ネモカタウン…。ただでさえ危険な大陸の中でも特に危険な場所。
街全域が強制労働施設と化し、各所から集められた老若男女が、永遠に出られることなく働いていた。
食事もまともに食わせてもらえず、施設内のあちこちに白骨化した労働者の死体が見られる…らしい。

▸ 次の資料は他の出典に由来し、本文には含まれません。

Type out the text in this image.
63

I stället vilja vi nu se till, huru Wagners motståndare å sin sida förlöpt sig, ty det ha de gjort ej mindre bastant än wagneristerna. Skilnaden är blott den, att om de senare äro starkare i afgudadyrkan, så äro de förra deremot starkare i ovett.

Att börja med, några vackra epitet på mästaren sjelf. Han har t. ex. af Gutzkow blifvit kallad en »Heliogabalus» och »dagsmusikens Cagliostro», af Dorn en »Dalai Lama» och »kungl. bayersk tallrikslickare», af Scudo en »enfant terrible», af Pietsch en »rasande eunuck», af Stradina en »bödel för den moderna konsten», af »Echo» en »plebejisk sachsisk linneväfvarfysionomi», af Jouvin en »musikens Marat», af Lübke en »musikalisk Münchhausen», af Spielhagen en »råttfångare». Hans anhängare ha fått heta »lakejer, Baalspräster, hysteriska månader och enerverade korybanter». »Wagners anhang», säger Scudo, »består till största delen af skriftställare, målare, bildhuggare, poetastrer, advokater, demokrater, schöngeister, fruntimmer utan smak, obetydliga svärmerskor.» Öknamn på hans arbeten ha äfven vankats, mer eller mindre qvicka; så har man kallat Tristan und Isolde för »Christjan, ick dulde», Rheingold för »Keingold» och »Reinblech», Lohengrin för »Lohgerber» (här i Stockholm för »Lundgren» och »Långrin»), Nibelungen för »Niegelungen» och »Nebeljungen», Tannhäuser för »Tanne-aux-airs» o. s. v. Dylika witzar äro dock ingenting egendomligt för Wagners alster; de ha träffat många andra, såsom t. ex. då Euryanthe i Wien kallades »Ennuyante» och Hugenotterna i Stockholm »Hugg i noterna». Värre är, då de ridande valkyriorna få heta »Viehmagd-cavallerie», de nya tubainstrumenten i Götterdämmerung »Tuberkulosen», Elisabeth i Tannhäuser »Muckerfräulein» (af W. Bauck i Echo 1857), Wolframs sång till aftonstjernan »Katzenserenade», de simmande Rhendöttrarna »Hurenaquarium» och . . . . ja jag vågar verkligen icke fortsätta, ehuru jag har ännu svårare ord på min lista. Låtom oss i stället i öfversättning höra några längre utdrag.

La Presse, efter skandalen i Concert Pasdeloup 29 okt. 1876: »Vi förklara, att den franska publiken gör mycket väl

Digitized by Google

主に武器を製造していて、ここから敵勢力へ武器を補給している。まぁ、ここ1つだけじゃなさそうだけど。
「みんな…ありがとう。」
「何言ってるんだ。仲間だろ。」
アスターは満面の笑みで笑いかけてくれた。
食事の後、作戦会議。
「これが、ネモカタウンの地図。侵略される前の地図だけど。」
随分埃が付いていたようだ。
「まぁ…ここに行きたいっていう人もいないから、この地図を出すのも久しぶりなんだよな…。」
アスターは埃を払い、
2人に見せた。
「港は隣のライザシティの方が安全だ。そこから、南下してネモカタウンへと向かう。ネモカタウンは、西が海、北、東、南三方を山に囲まれているから、北から攻めよう。」
「でも、警備が厳重でしょ?」とスヨン。
「俺が囮になる。」
アスターが…囮…。
「俺はまず北の関所から強行突破する。その隙にスヨンとゼガは、西へ向かえ。西に向かうと小さな小屋がある。守備の奴がいるが2人ならやっつけられるはずだ。中へ入るとロッカールームになっている。そこで2人は完全に着替えてなりすましてくれ。カードキーも忘れないこと。」